Left - Ermenegildo Zegna - Acqua Di Iris - 100ml - £82 Exclusive to John Lewis
Frédéric Malle relaunches Outrageous perfume - it was originally released in 2007 as an exclusive to Barney's - a stunning blend inspired by the exotic scene of Brazil - a colourful explosion of bergamot, tangerine, green apple against cinnamon, musk and ambroxan. Created by Sophia Grojsman, the idea for Outrageous poured out of a Caipirinha cocktail in Brazil: samba on the beach, bursts of orange and blue in low light, crashing waves and the ecstatic laughs of the young and sexy. It’s dramatic, festive and colourful, what Frédéric likes to call “clean sex appeal”.
TheChicGeek says, “Frédéric Malle works a curator of fragrance, commissioning various perfumers to create scents for his house, which is now owned by Estée Lauder.
While the list of ingredients in Outrageous is very fresh and natural it is difficult to pick out one specific note. What I’m getting here, at first, are rubber car mats. So, very Balenciaga AW17 and not, entirely, a bad thing. This dries down to something more natural and soapy and then ends up smelling like ‘Cologne Indélébile’, another of Malle’s fragrances. There’s nothing wrong with this scent, but Outrageous it is not”.

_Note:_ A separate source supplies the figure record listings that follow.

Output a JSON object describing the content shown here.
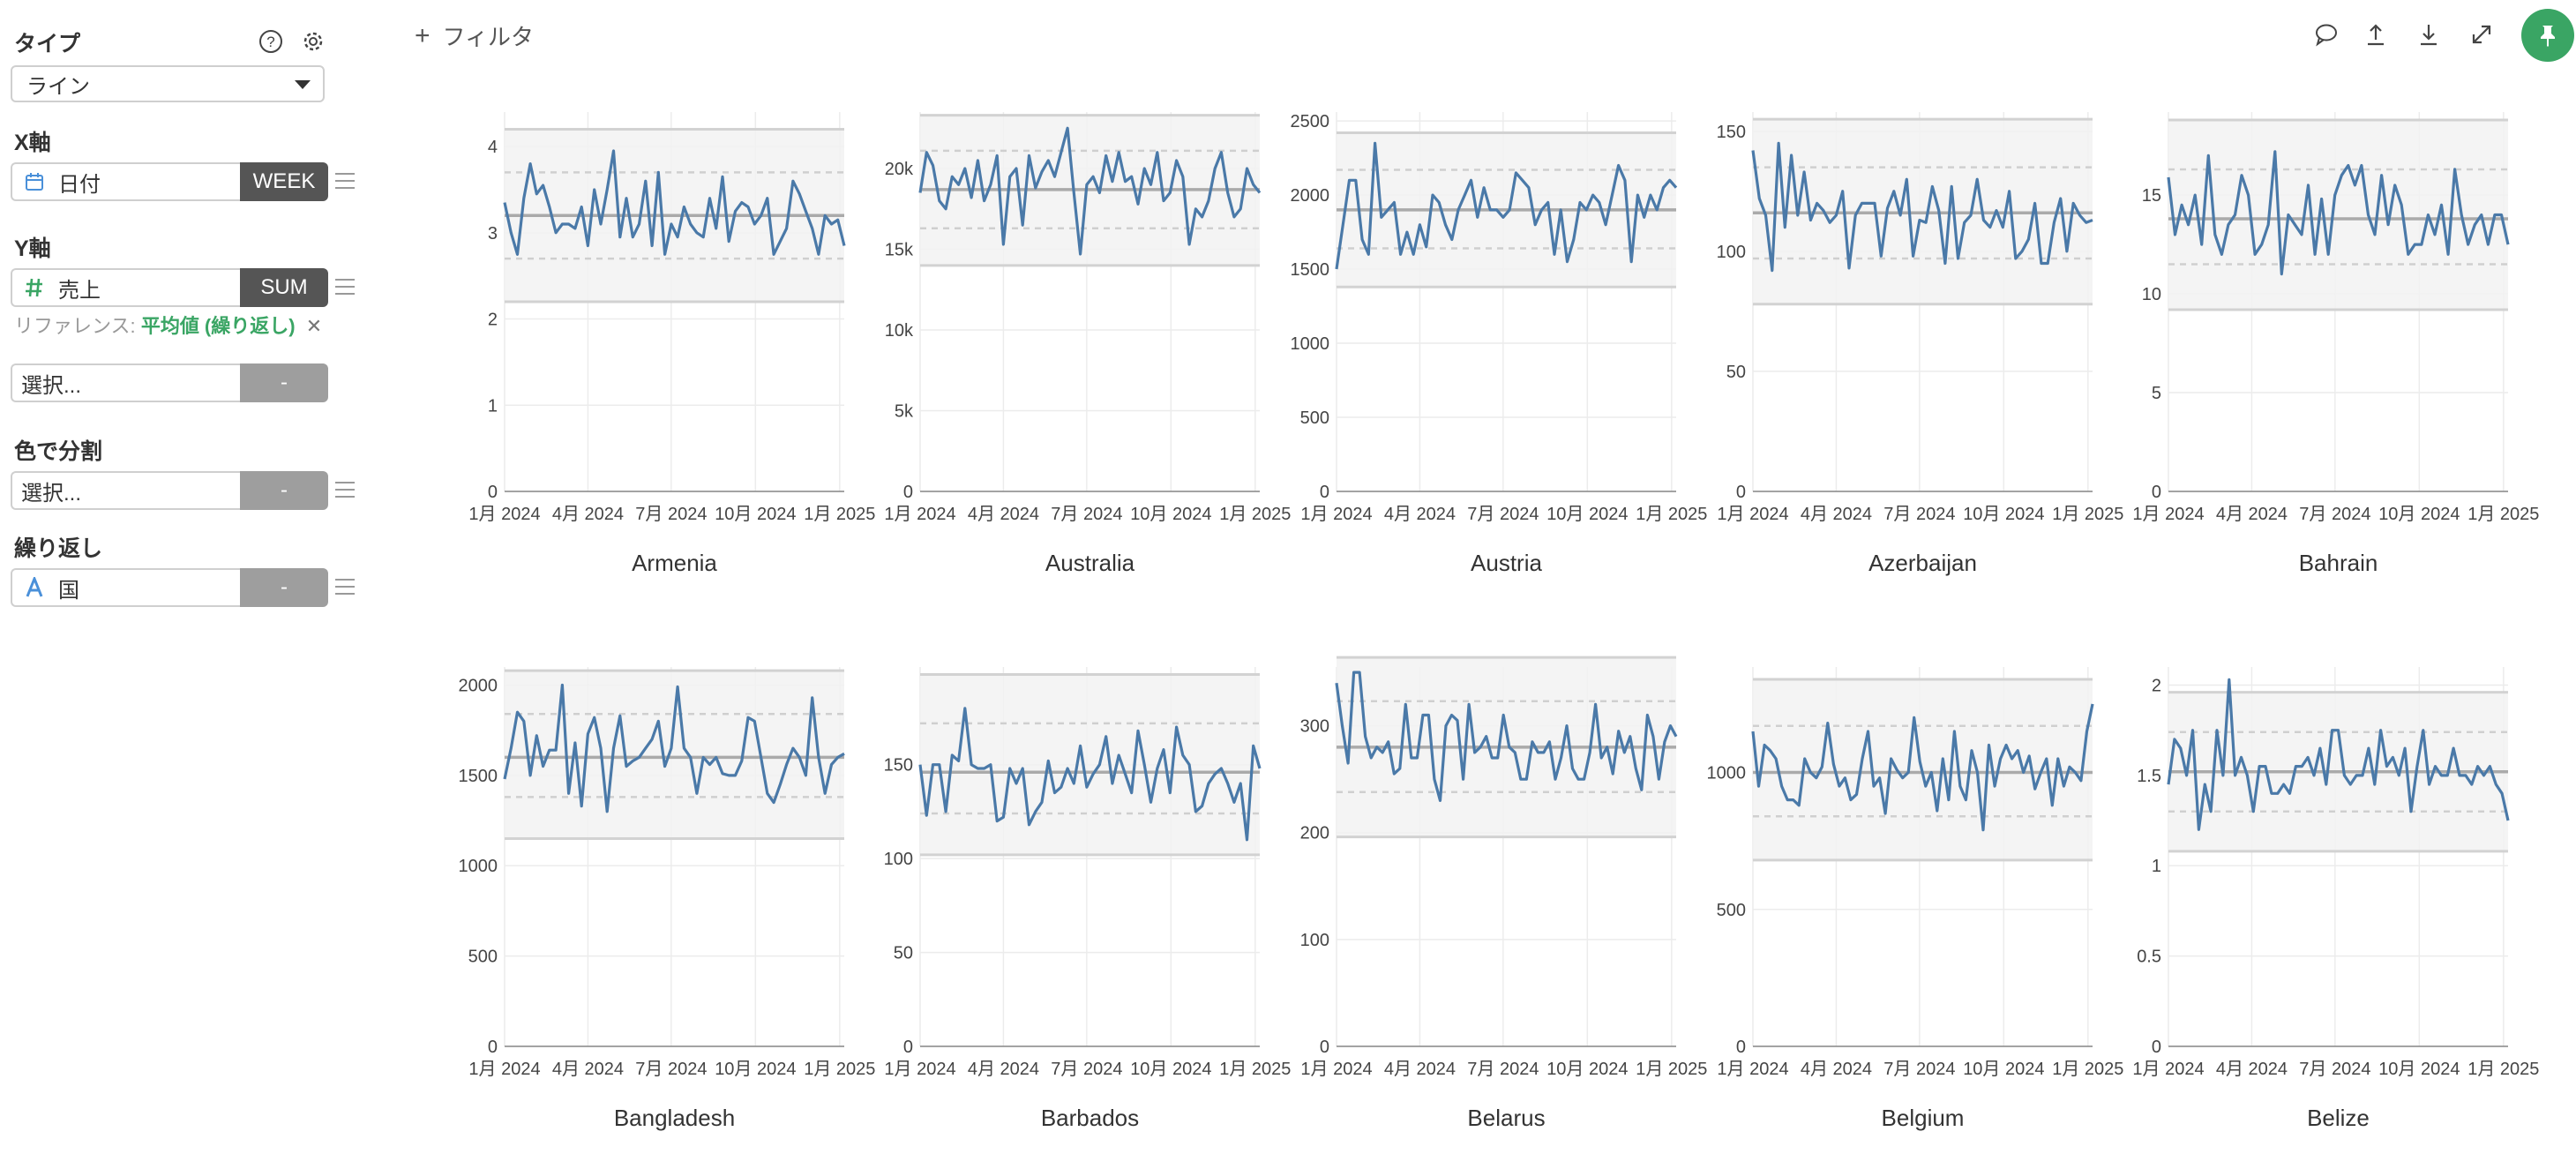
{
  "sidebar": {
    "type_heading": "タイプ",
    "type_value": "ライン",
    "x_heading": "X軸",
    "x_field": "日付",
    "x_agg": "WEEK",
    "y_heading": "Y軸",
    "y_field": "売上",
    "y_agg": "SUM",
    "reference_label": "リファレンス:",
    "reference_value": "平均値 (繰り返し)",
    "reference_remove": "✕",
    "extra_placeholder": "選択...",
    "extra_agg": "-",
    "color_heading": "色で分割",
    "color_placeholder": "選択...",
    "color_agg": "-",
    "repeat_heading": "繰り返し",
    "repeat_field": "国",
    "repeat_agg": "-"
  },
  "toolbar": {
    "filter_label": "フィルタ"
  },
  "icons": {
    "help": "help-icon",
    "settings": "gear-icon",
    "calendar": "calendar-icon",
    "hash": "hash-icon",
    "text": "text-type-icon",
    "comment": "comment-icon",
    "upload": "upload-icon",
    "download": "download-icon",
    "expand": "expand-icon",
    "pin": "pin-icon"
  },
  "colors": {
    "line": "#4a79a8",
    "accent": "#3aa564",
    "band": "#f2f2f2",
    "mean": "#aaaaaa"
  },
  "chart_data": [
    {
      "type": "line",
      "title": "Armenia",
      "xlabel": "",
      "ylabel": "",
      "xlim": [
        "2024-01-01",
        "2025-01-06"
      ],
      "ylim": [
        0,
        4.4
      ],
      "yticks": [
        0,
        1,
        2,
        3,
        4
      ],
      "ytick_labels": [
        "0",
        "1",
        "2",
        "3",
        "4"
      ],
      "xticks": [
        "2024-01-01",
        "2024-04-01",
        "2024-07-01",
        "2024-10-01",
        "2025-01-01"
      ],
      "xtick_labels": [
        "1月 2024",
        "4月 2024",
        "7月 2024",
        "10月 2024",
        "1月 2025"
      ],
      "mean": 3.2,
      "sd_band": [
        2.7,
        3.7
      ],
      "ref_band": [
        2.2,
        4.2
      ],
      "values": [
        3.35,
        3.0,
        2.75,
        3.4,
        3.8,
        3.45,
        3.55,
        3.3,
        3.0,
        3.1,
        3.1,
        3.05,
        3.3,
        2.85,
        3.5,
        3.1,
        3.5,
        3.95,
        2.95,
        3.4,
        2.95,
        3.1,
        3.6,
        2.85,
        3.7,
        2.75,
        3.1,
        2.95,
        3.3,
        3.1,
        3.0,
        2.95,
        3.4,
        3.05,
        3.65,
        2.9,
        3.25,
        3.35,
        3.3,
        3.1,
        3.2,
        3.4,
        2.75,
        2.9,
        3.05,
        3.6,
        3.45,
        3.25,
        3.05,
        2.75,
        3.2,
        3.1,
        3.15,
        2.85
      ]
    },
    {
      "type": "line",
      "title": "Australia",
      "xlabel": "",
      "ylabel": "",
      "xlim": [
        "2024-01-01",
        "2025-01-06"
      ],
      "ylim": [
        0,
        23500
      ],
      "yticks": [
        0,
        5000,
        10000,
        15000,
        20000
      ],
      "ytick_labels": [
        "0",
        "5k",
        "10k",
        "15k",
        "20k"
      ],
      "xticks": [
        "2024-01-01",
        "2024-04-01",
        "2024-07-01",
        "2024-10-01",
        "2025-01-01"
      ],
      "xtick_labels": [
        "1月 2024",
        "4月 2024",
        "7月 2024",
        "10月 2024",
        "1月 2025"
      ],
      "mean": 18700,
      "sd_band": [
        16300,
        21100
      ],
      "ref_band": [
        14000,
        23300
      ],
      "values": [
        18500,
        21000,
        20200,
        18000,
        17500,
        19500,
        19000,
        20000,
        18200,
        20500,
        18000,
        19000,
        20800,
        15300,
        19500,
        20000,
        16500,
        20800,
        18800,
        19800,
        20500,
        19500,
        21000,
        22500,
        18500,
        14700,
        19000,
        19500,
        18500,
        20800,
        19200,
        21000,
        19200,
        19500,
        17800,
        20000,
        19000,
        21000,
        18000,
        18500,
        20500,
        19500,
        15300,
        17500,
        17000,
        18000,
        20000,
        21000,
        18500,
        17000,
        17500,
        20000,
        19000,
        18500
      ]
    },
    {
      "type": "line",
      "title": "Austria",
      "xlabel": "",
      "ylabel": "",
      "xlim": [
        "2024-01-01",
        "2025-01-06"
      ],
      "ylim": [
        0,
        2560
      ],
      "yticks": [
        0,
        500,
        1000,
        1500,
        2000,
        2500
      ],
      "ytick_labels": [
        "0",
        "500",
        "1000",
        "1500",
        "2000",
        "2500"
      ],
      "xticks": [
        "2024-01-01",
        "2024-04-01",
        "2024-07-01",
        "2024-10-01",
        "2025-01-01"
      ],
      "xtick_labels": [
        "1月 2024",
        "4月 2024",
        "7月 2024",
        "10月 2024",
        "1月 2025"
      ],
      "mean": 1900,
      "sd_band": [
        1640,
        2170
      ],
      "ref_band": [
        1380,
        2420
      ],
      "values": [
        1500,
        1800,
        2100,
        2100,
        1700,
        1600,
        2350,
        1850,
        1900,
        1950,
        1600,
        1750,
        1600,
        1800,
        1650,
        2000,
        1950,
        1800,
        1700,
        1900,
        2000,
        2100,
        1850,
        2050,
        1900,
        1900,
        1850,
        1900,
        2150,
        2100,
        2050,
        1800,
        1900,
        1950,
        1600,
        1900,
        1550,
        1700,
        1950,
        1900,
        2000,
        1950,
        1800,
        2000,
        2200,
        2100,
        1550,
        2000,
        1850,
        2000,
        1900,
        2050,
        2100,
        2050
      ]
    },
    {
      "type": "line",
      "title": "Azerbaijan",
      "xlabel": "",
      "ylabel": "",
      "xlim": [
        "2024-01-01",
        "2025-01-06"
      ],
      "ylim": [
        0,
        158
      ],
      "yticks": [
        0,
        50,
        100,
        150
      ],
      "ytick_labels": [
        "0",
        "50",
        "100",
        "150"
      ],
      "xticks": [
        "2024-01-01",
        "2024-04-01",
        "2024-07-01",
        "2024-10-01",
        "2025-01-01"
      ],
      "xtick_labels": [
        "1月 2024",
        "4月 2024",
        "7月 2024",
        "10月 2024",
        "1月 2025"
      ],
      "mean": 116,
      "sd_band": [
        97,
        135
      ],
      "ref_band": [
        78,
        155
      ],
      "values": [
        142,
        122,
        115,
        92,
        145,
        110,
        140,
        115,
        133,
        113,
        120,
        117,
        112,
        115,
        125,
        93,
        115,
        120,
        120,
        120,
        98,
        118,
        125,
        115,
        130,
        98,
        113,
        112,
        127,
        117,
        95,
        127,
        97,
        112,
        115,
        130,
        113,
        110,
        117,
        110,
        125,
        97,
        100,
        105,
        120,
        95,
        95,
        112,
        122,
        100,
        120,
        115,
        112,
        113
      ]
    },
    {
      "type": "line",
      "title": "Bahrain",
      "xlabel": "",
      "ylabel": "",
      "xlim": [
        "2024-01-01",
        "2025-01-06"
      ],
      "ylim": [
        0,
        19.2
      ],
      "yticks": [
        0,
        5,
        10,
        15
      ],
      "ytick_labels": [
        "0",
        "5",
        "10",
        "15"
      ],
      "xticks": [
        "2024-01-01",
        "2024-04-01",
        "2024-07-01",
        "2024-10-01",
        "2025-01-01"
      ],
      "xtick_labels": [
        "1月 2024",
        "4月 2024",
        "7月 2024",
        "10月 2024",
        "1月 2025"
      ],
      "mean": 13.8,
      "sd_band": [
        11.5,
        16.3
      ],
      "ref_band": [
        9.2,
        18.8
      ],
      "values": [
        15.9,
        13.0,
        14.5,
        13.5,
        15.0,
        12.5,
        17.0,
        13.0,
        12.0,
        13.5,
        14.0,
        16.0,
        15.0,
        12.0,
        12.5,
        13.5,
        17.2,
        11.0,
        14.0,
        13.5,
        13.0,
        15.5,
        12.0,
        14.8,
        12.0,
        15.0,
        16.0,
        16.5,
        15.5,
        16.5,
        14.0,
        13.0,
        16.0,
        13.5,
        15.5,
        14.5,
        12.0,
        12.5,
        12.5,
        14.0,
        13.0,
        14.5,
        12.0,
        16.3,
        14.0,
        12.5,
        13.5,
        14.0,
        12.5,
        14.0,
        14.0,
        12.5
      ]
    },
    {
      "type": "line",
      "title": "Bangladesh",
      "xlabel": "",
      "ylabel": "",
      "xlim": [
        "2024-01-01",
        "2025-01-06"
      ],
      "ylim": [
        0,
        2100
      ],
      "yticks": [
        0,
        500,
        1000,
        1500,
        2000
      ],
      "ytick_labels": [
        "0",
        "500",
        "1000",
        "1500",
        "2000"
      ],
      "xticks": [
        "2024-01-01",
        "2024-04-01",
        "2024-07-01",
        "2024-10-01",
        "2025-01-01"
      ],
      "xtick_labels": [
        "1月 2024",
        "4月 2024",
        "7月 2024",
        "10月 2024",
        "1月 2025"
      ],
      "mean": 1600,
      "sd_band": [
        1380,
        1840
      ],
      "ref_band": [
        1150,
        2080
      ],
      "values": [
        1480,
        1650,
        1850,
        1800,
        1500,
        1720,
        1550,
        1640,
        1640,
        2000,
        1400,
        1680,
        1330,
        1730,
        1820,
        1650,
        1300,
        1650,
        1830,
        1550,
        1580,
        1600,
        1650,
        1700,
        1800,
        1550,
        1650,
        1990,
        1650,
        1600,
        1400,
        1600,
        1560,
        1600,
        1510,
        1500,
        1500,
        1580,
        1820,
        1800,
        1600,
        1400,
        1350,
        1450,
        1560,
        1650,
        1600,
        1500,
        1930,
        1600,
        1400,
        1560,
        1600,
        1620
      ]
    },
    {
      "type": "line",
      "title": "Barbados",
      "xlabel": "",
      "ylabel": "",
      "xlim": [
        "2024-01-01",
        "2025-01-06"
      ],
      "ylim": [
        0,
        202
      ],
      "yticks": [
        0,
        50,
        100,
        150
      ],
      "ytick_labels": [
        "0",
        "50",
        "100",
        "150"
      ],
      "xticks": [
        "2024-01-01",
        "2024-04-01",
        "2024-07-01",
        "2024-10-01",
        "2025-01-01"
      ],
      "xtick_labels": [
        "1月 2024",
        "4月 2024",
        "7月 2024",
        "10月 2024",
        "1月 2025"
      ],
      "mean": 146,
      "sd_band": [
        124,
        172
      ],
      "ref_band": [
        102,
        198
      ],
      "values": [
        150,
        123,
        150,
        150,
        125,
        155,
        152,
        180,
        150,
        148,
        148,
        150,
        120,
        122,
        148,
        140,
        148,
        118,
        125,
        130,
        152,
        135,
        138,
        148,
        140,
        160,
        138,
        145,
        150,
        165,
        140,
        155,
        145,
        135,
        168,
        150,
        130,
        148,
        158,
        135,
        170,
        155,
        150,
        125,
        128,
        140,
        145,
        148,
        140,
        130,
        140,
        110,
        160,
        148
      ]
    },
    {
      "type": "line",
      "title": "Belarus",
      "xlabel": "",
      "ylabel": "",
      "xlim": [
        "2024-01-01",
        "2025-01-06"
      ],
      "ylim": [
        0,
        355
      ],
      "yticks": [
        0,
        100,
        200,
        300
      ],
      "ytick_labels": [
        "0",
        "100",
        "200",
        "300"
      ],
      "xticks": [
        "2024-01-01",
        "2024-04-01",
        "2024-07-01",
        "2024-10-01",
        "2025-01-01"
      ],
      "xtick_labels": [
        "1月 2024",
        "4月 2024",
        "7月 2024",
        "10月 2024",
        "1月 2025"
      ],
      "mean": 280,
      "sd_band": [
        238,
        323
      ],
      "ref_band": [
        196,
        364
      ],
      "values": [
        340,
        300,
        265,
        350,
        350,
        290,
        270,
        280,
        275,
        285,
        255,
        260,
        320,
        270,
        270,
        310,
        310,
        250,
        230,
        300,
        310,
        305,
        250,
        320,
        275,
        280,
        290,
        270,
        270,
        310,
        280,
        275,
        250,
        250,
        285,
        275,
        275,
        285,
        250,
        270,
        300,
        260,
        250,
        250,
        275,
        320,
        270,
        280,
        255,
        295,
        275,
        290,
        260,
        240,
        310,
        290,
        250,
        285,
        300,
        290
      ]
    },
    {
      "type": "line",
      "title": "Belgium",
      "xlabel": "",
      "ylabel": "",
      "xlim": [
        "2024-01-01",
        "2025-01-06"
      ],
      "ylim": [
        0,
        1385
      ],
      "yticks": [
        0,
        500,
        1000
      ],
      "ytick_labels": [
        "0",
        "500",
        "1000"
      ],
      "xticks": [
        "2024-01-01",
        "2024-04-01",
        "2024-07-01",
        "2024-10-01",
        "2025-01-01"
      ],
      "xtick_labels": [
        "1月 2024",
        "4月 2024",
        "7月 2024",
        "10月 2024",
        "1月 2025"
      ],
      "mean": 1000,
      "sd_band": [
        840,
        1170
      ],
      "ref_band": [
        680,
        1340
      ],
      "values": [
        1150,
        950,
        1100,
        1080,
        1050,
        950,
        900,
        900,
        880,
        1050,
        1000,
        980,
        1020,
        1180,
        1030,
        950,
        980,
        900,
        920,
        1050,
        1150,
        950,
        980,
        850,
        1050,
        1010,
        980,
        1000,
        1200,
        1040,
        950,
        1000,
        860,
        1050,
        900,
        1150,
        950,
        900,
        1080,
        1000,
        790,
        1100,
        950,
        1050,
        1100,
        1050,
        1080,
        1000,
        1060,
        940,
        1000,
        1050,
        880,
        1050,
        950,
        1020,
        1000,
        970,
        1150,
        1250
      ]
    },
    {
      "type": "line",
      "title": "Belize",
      "xlabel": "",
      "ylabel": "",
      "xlim": [
        "2024-01-01",
        "2025-01-06"
      ],
      "ylim": [
        0,
        2.1
      ],
      "yticks": [
        0,
        0.5,
        1,
        1.5,
        2
      ],
      "ytick_labels": [
        "0",
        "0.5",
        "1",
        "1.5",
        "2"
      ],
      "xticks": [
        "2024-01-01",
        "2024-04-01",
        "2024-07-01",
        "2024-10-01",
        "2025-01-01"
      ],
      "xtick_labels": [
        "1月 2024",
        "4月 2024",
        "7月 2024",
        "10月 2024",
        "1月 2025"
      ],
      "mean": 1.52,
      "sd_band": [
        1.3,
        1.74
      ],
      "ref_band": [
        1.08,
        1.96
      ],
      "values": [
        1.45,
        1.7,
        1.65,
        1.5,
        1.75,
        1.2,
        1.45,
        1.3,
        1.75,
        1.5,
        2.03,
        1.5,
        1.6,
        1.5,
        1.3,
        1.55,
        1.55,
        1.4,
        1.4,
        1.45,
        1.4,
        1.55,
        1.55,
        1.6,
        1.5,
        1.65,
        1.45,
        1.75,
        1.75,
        1.5,
        1.45,
        1.5,
        1.5,
        1.65,
        1.45,
        1.75,
        1.55,
        1.6,
        1.5,
        1.65,
        1.3,
        1.55,
        1.75,
        1.45,
        1.55,
        1.5,
        1.5,
        1.65,
        1.5,
        1.5,
        1.45,
        1.55,
        1.5,
        1.55,
        1.45,
        1.4,
        1.25
      ]
    }
  ]
}
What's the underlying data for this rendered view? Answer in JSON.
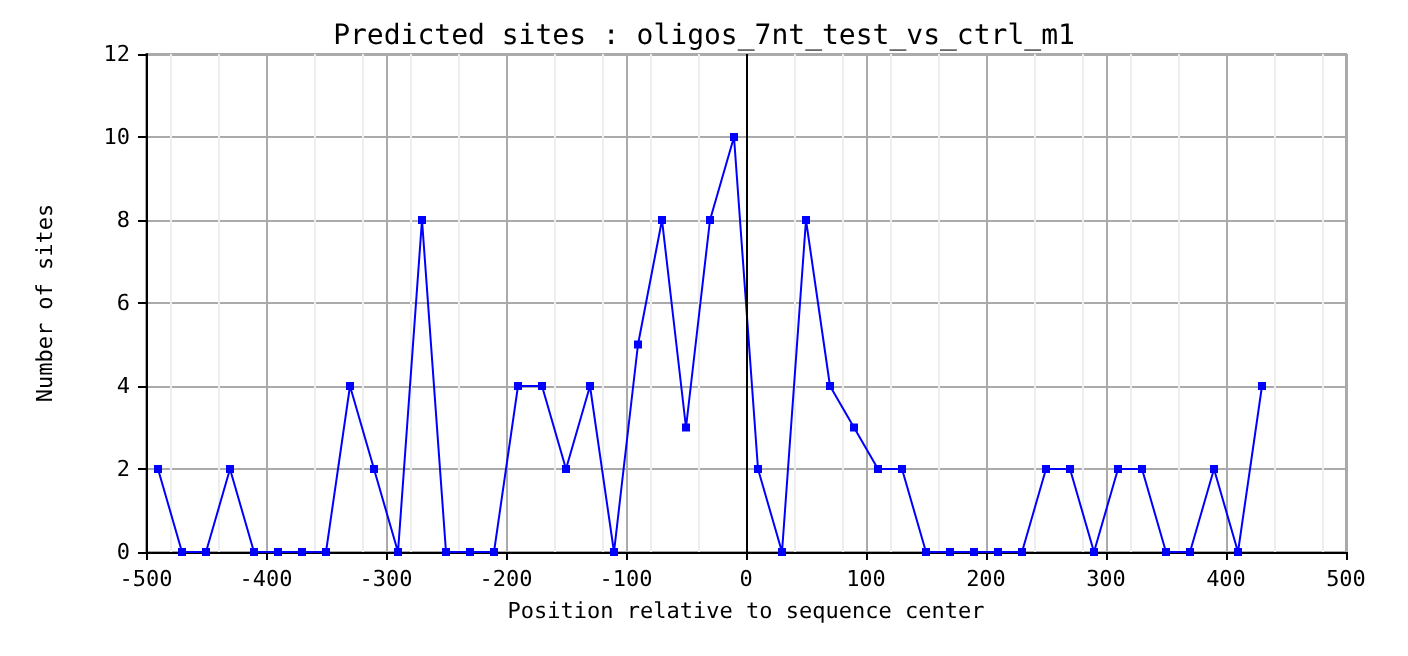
{
  "chart_data": {
    "type": "line",
    "title": "Predicted sites : oligos_7nt_test_vs_ctrl_m1",
    "xlabel": "Position relative to sequence center",
    "ylabel": "Number of sites",
    "x": [
      -490,
      -470,
      -450,
      -430,
      -410,
      -390,
      -370,
      -350,
      -330,
      -310,
      -290,
      -270,
      -250,
      -230,
      -210,
      -190,
      -170,
      -150,
      -130,
      -110,
      -90,
      -70,
      -50,
      -30,
      -10,
      10,
      30,
      50,
      70,
      90,
      110,
      130,
      150,
      170,
      190,
      210,
      230,
      250,
      270,
      290,
      310,
      330,
      350,
      370,
      390,
      410,
      430
    ],
    "series": [
      {
        "color": "#0000ff",
        "values": [
          2,
          0,
          0,
          2,
          0,
          0,
          0,
          0,
          4,
          2,
          0,
          8,
          0,
          0,
          0,
          4,
          4,
          2,
          4,
          0,
          5,
          8,
          3,
          8,
          10,
          2,
          0,
          8,
          4,
          3,
          2,
          2,
          0,
          0,
          0,
          0,
          0,
          2,
          2,
          0,
          2,
          2,
          0,
          0,
          2,
          0,
          4
        ]
      }
    ],
    "xlim": [
      -500,
      500
    ],
    "xticks": [
      -500,
      -400,
      -300,
      -200,
      -100,
      0,
      100,
      200,
      300,
      400,
      500
    ],
    "ylim": [
      0,
      12
    ],
    "yticks": [
      0,
      2,
      4,
      6,
      8,
      10,
      12
    ],
    "ref_lines": [
      {
        "axis": "x",
        "value": 0,
        "color": "#000000"
      }
    ],
    "grid": true,
    "marker": "square",
    "line_style": "solid"
  }
}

Left - Frédéric Malle - Outrageous - 100ml - £130
A new men’s scent from French jewellery house, Cartier, the name ‘L’Envol' means ‘take flight’, and plays around with the idea of the Cartier timepieces developed for the first aviators.
An oriental woody fragrance, it contains musk blended with the powerful and masculine gaiac wood with honey notes and balmy facets.
TheChicGeek says, “Tell me, who doesn’t like the smell of honey? But, would you want to smell of it?
This smells like a jar of clear honey - maybe it’s the colour of the juice - made from white flowers. Close your my eyes, lie back and think of all those busy bees buzzing around jasmine and orange blossoms and you basically have L”Envol.
Left - The fragrance bottle is a refillable glass bulb inside a plastic sleeve
This is a very feminine ‘masculine’ fragrance and one I’m sure woman will wear just as much as men. It smells of honey, but without the stickiness you often get with cheaper fragrance ingredients and has a dash of patchouli while drying to a warm, comforting wood.
The bottle is interesting, it’s a glass bulb surrounded by a plastic case (*I've been corrected, the outer case is also glass) with a metal stopper that twists to reveal the opening. The glass bulb looks fairly delicate, so not one for the bathroom floor, and reminds me of one of those fancy oil/vinegar bottles.
It’s refillable, which does reduce the cost, but at £97 for 100ml, it’s really pushing that psychological £100 barrier. The £100 fragrance market is a tough one to crack, especially if this is sitting on a shelf next to cheaper fragrances. I understand that Cartier is a luxury brand, but if they’re going to introduce themselves to a younger, newer audience it still needs to be accessible.
The ingredients do smell of quality though and it’s certainly different.